CHICAGO (CBS) – Despite being a relative unknown, especially outside Chicago, and having only a few hundred dollars in his campaign fund, former CeaseFire director Tio Hardiman said he’s serious about trying to beat incumbent Gov. Pat Quinn in the Democratic primary election in March.

Now that some of Quinn’s allies have dropped their challenge to Hardiman’s nominating petitions, the former head of the anti-violence group CeaseFire said his bid for the governor’s office can regain its momentum.

Hardiman said he has the executive experience and vision needed for the job, even if he’s only got about $550 in his campaign fund – compared to about $4.5 million for Quinn.

“The state is broke, okay?” he said. “We need some money, don’t get me wrong, but the thing is we could beat Quinn with $1 million.”

Even raising $1 million likely will be a difficult prospect for Hardiman, given he raised only about $15,000 in the last three months of last year, and more than $13,000 of that was a loan from Hardiman himself.

As for his lack of experience in elected government, Hardiman said, “The experienced politicians throughout Illinois are leading the state to bankruptcy, okay?
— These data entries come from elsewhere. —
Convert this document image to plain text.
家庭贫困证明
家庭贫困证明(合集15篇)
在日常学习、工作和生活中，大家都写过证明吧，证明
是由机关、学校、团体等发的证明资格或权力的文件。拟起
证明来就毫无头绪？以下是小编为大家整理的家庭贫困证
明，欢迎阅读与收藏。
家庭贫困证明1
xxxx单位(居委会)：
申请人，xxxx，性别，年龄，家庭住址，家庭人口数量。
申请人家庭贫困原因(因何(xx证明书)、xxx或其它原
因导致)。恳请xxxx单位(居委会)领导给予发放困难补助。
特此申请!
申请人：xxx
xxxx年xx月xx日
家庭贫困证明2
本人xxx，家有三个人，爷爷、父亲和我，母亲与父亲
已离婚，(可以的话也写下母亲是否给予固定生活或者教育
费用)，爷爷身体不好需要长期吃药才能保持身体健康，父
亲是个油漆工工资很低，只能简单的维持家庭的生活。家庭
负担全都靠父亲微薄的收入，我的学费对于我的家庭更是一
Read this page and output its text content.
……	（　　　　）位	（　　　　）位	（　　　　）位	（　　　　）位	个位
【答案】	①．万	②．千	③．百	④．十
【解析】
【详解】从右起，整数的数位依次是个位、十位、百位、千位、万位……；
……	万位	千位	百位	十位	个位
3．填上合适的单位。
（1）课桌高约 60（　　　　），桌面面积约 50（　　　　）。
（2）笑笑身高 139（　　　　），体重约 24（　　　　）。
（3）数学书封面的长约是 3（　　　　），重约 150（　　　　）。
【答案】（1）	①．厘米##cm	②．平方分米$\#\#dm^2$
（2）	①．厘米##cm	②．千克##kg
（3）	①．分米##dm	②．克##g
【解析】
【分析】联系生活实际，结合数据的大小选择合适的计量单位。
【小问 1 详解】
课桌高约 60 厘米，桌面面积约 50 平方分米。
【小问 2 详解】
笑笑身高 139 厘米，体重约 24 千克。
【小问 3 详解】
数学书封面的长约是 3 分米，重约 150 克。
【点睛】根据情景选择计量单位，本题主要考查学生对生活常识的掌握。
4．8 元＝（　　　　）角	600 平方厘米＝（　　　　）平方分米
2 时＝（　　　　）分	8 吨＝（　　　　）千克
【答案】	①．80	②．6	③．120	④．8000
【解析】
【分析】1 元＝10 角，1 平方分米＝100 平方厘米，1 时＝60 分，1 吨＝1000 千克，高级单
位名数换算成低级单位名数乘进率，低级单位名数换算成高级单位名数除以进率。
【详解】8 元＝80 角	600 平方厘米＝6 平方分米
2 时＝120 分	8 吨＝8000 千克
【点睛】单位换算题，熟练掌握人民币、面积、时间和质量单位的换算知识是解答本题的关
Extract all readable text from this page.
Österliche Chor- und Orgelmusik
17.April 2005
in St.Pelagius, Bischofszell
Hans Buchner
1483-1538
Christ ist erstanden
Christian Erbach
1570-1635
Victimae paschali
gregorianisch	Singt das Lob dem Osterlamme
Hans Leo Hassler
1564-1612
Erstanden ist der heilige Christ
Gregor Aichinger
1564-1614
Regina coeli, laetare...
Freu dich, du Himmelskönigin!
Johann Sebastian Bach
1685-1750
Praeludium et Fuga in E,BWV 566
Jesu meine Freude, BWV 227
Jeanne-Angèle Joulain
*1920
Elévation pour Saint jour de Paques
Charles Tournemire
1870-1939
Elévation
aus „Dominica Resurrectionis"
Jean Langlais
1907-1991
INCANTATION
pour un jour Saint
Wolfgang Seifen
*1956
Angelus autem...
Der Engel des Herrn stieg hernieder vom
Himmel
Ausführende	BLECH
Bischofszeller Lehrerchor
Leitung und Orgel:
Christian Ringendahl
We’re on the ‘Midnight Train to Georgia.’ I just want to make that clear.’”

Hardiman said his experience with grassroots-level organizing can help improve conditions for everyday people in Illinois.

When he talked about increasing school funding and improving the state’s employee pension stability, he said he does have new revenue in mind.

“What I’m looking at is opening up three new casinos in Illinois,” he said. “The only difference, I pledge to make them state-owned casinos, and the money will go right into an education fund, and the money will also go into reducing the state deficit.”

Hardiman’s lieutenant governor running mate Brunell Donald said the race against Quinn is a battle between the haves and have-nots.

“The people make the decision about who goes into that chair, not Pat Quinn, not the media,” she said.

Hardiman and Donald are the guests on this weekend’s “At Issue” program, airing at 9:30 a.m. and 9:30 p.m. on Sunday, Jan. 19.